By David Stanczak
A couple of weeks ago, the Illinois Supreme Court assassinated the people’s attempt at voting reform when it ruled that the Independent Map Amendment proposition signed by 563,000 petitioners was an invalid attempt to amend the Illinois Constitution. Yesterday morning, the court buried the corpse when it refused to grant a rehearing of the case. So much for reform in the former Land of Lincoln.
The result is bad enough, but there’s more. The court was singularly unhelpful and apparently uninterested in arriving at a proper decision. In deciding the case, the 4 person Democratic majority refused to consider the transcripts of the debates at the constitutional convention as evidence of what the framers intended. This is folly. No law or constitutional provision is ever so clear and unequivocal that questions about its meaning may never arise. The clearest possible evidence of what lawmakers, or constitution-makers intended is what they talked about when deliberating the language of the document they produced. That’s why transcripts of the debates were prepared and circulated widely: the convention wanted to leave a paper trail of what it did for posterity, and more particularly for the courts to interpret their document properly. Looking at constitutional convention debates in a search for meaning is nothing unusual; this same court has done it routinely in other cases interpreting this constitution. The majority never gave a reason for refusing to consider the debates, a must when taking such an unusual step. The inference must be that the decision was fore-ordained and the language of the debates was too clear to explain away. So, they ignored it.
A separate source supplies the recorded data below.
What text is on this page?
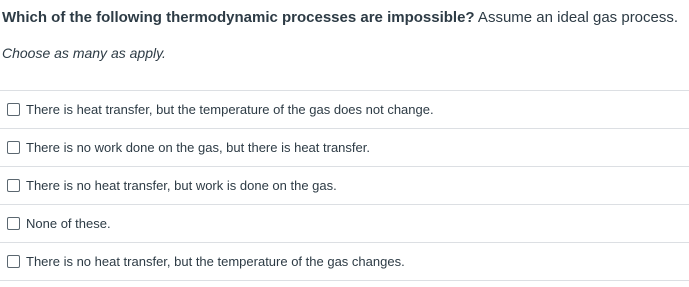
Which of the following thermodynamic processes are impossible? Assume an ideal gas process.
Choose as many as apply.
There is heat transfer, but the temperature of the gas does not change.
There is no work done on the gas, but there is heat transfer.
There is no heat transfer, but work is done on the gas.
None of these.
There is no heat transfer, but the temperature of the gas changes.
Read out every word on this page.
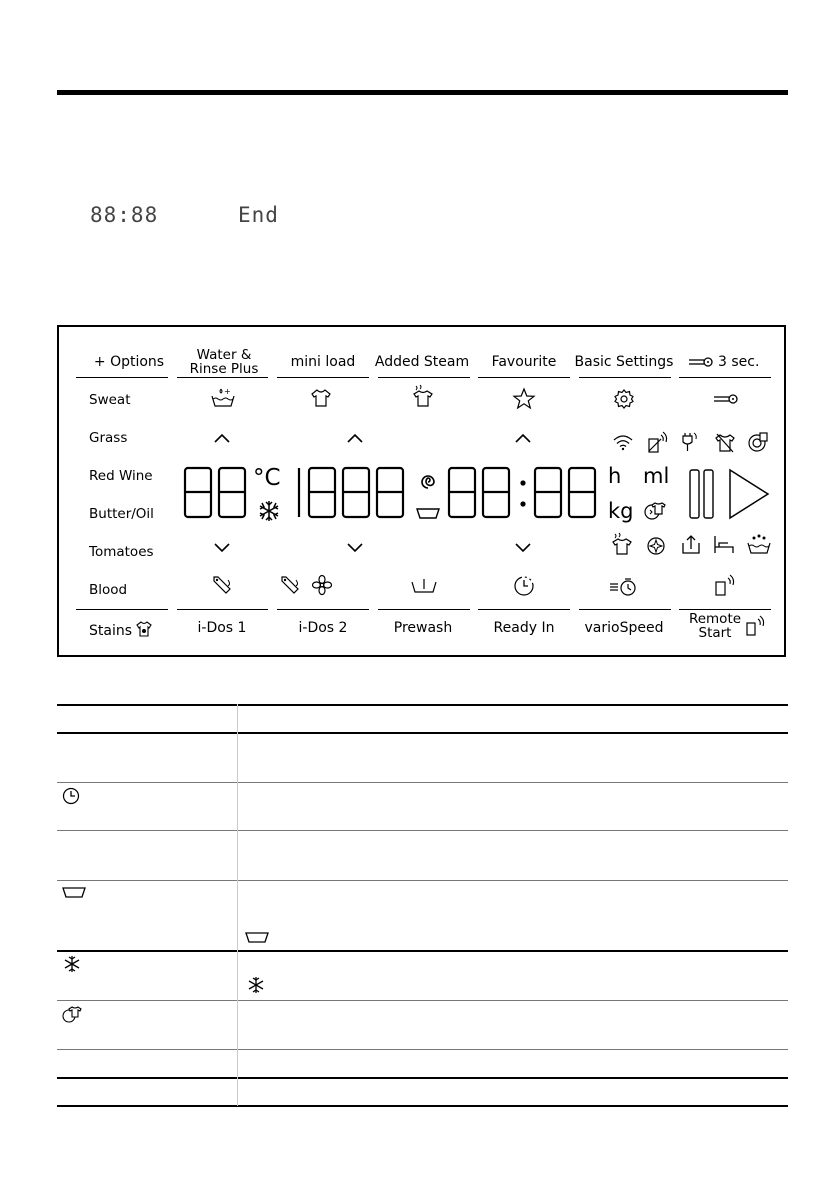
88:88	End
+ Options	Water &
Rinse Plus	mini load	Added Steam	Favourite	Basic Settings	3 sec.
Sweat
Grass
Red Wine
Butter/Oil
Tomatoes
Blood
+
°C	h ml
kg
Stains	i-Dos 1	i-Dos 2	Prewash	Ready In	varioSpeed
Remote
Start
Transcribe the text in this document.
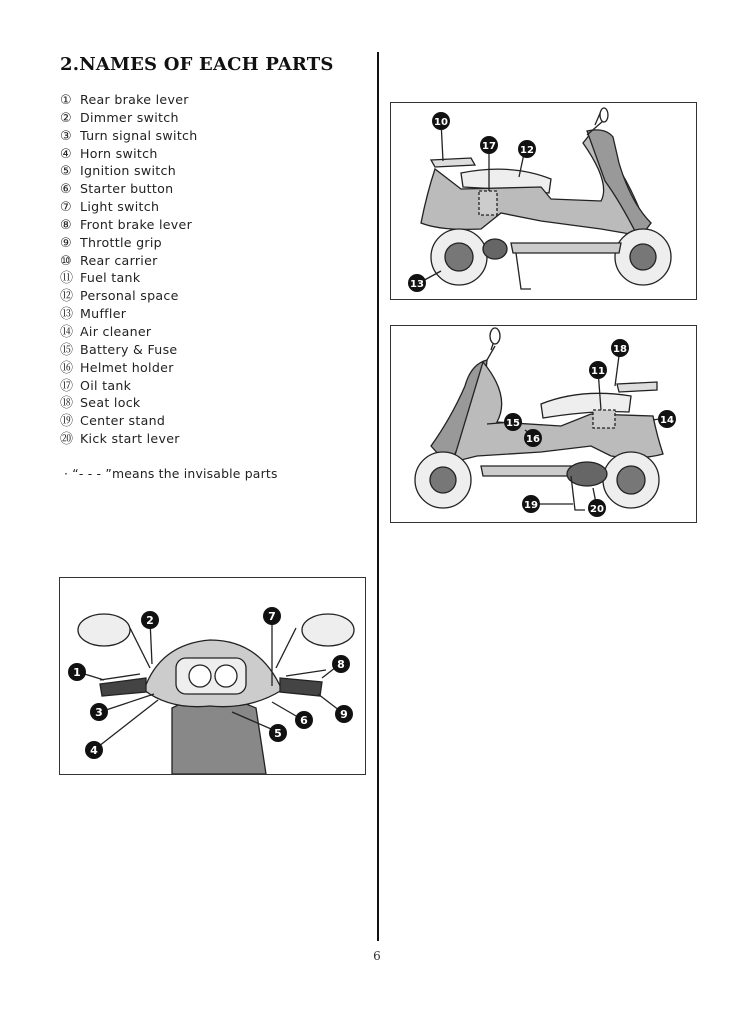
2.NAMES OF EACH PARTS
① Rear brake lever
② Dimmer switch
③ Turn signal switch
④ Horn switch
⑤ Ignition switch
⑥ Starter button
⑦ Light switch
⑧ Front brake lever
⑨ Throttle grip
⑩ Rear carrier
⑪ Fuel tank
⑫ Personal space
⑬ Muffler
⑭ Air cleaner
⑮ Battery & Fuse
⑯ Helmet holder
⑰ Oil tank
⑱ Seat lock
⑲ Center stand
⑳ Kick start lever
· “- - - ”means the invisable parts
10
17 12
13
18
11
14
15
16
19	20
1
2
3
4
5
6
7
8
9
6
The court also didn’t rule on any of the six other arguments the opponents had to the Amendment, leaving itself an opportunity to rule against the amendment on another ground on another day.
Finally, although the proponents begged the court for some clue as to how to permissibly bring this issue to a vote, the court refused without comment.
Anyone who flipped off a judge in court would properly find themselves in contempt real quick. But a majority of the Illinois Supreme Court did just that to the people of the state. Why? Because they can.
David Stanczak, a Forum commentator since 1995, came to Bloomington in 1971. He served as the City of Bloomington’s first full-time legal counsel for over 18 years, before entering private practice. He is currently employed by the Snyder Companies and continues to reside in Bloomington with his family.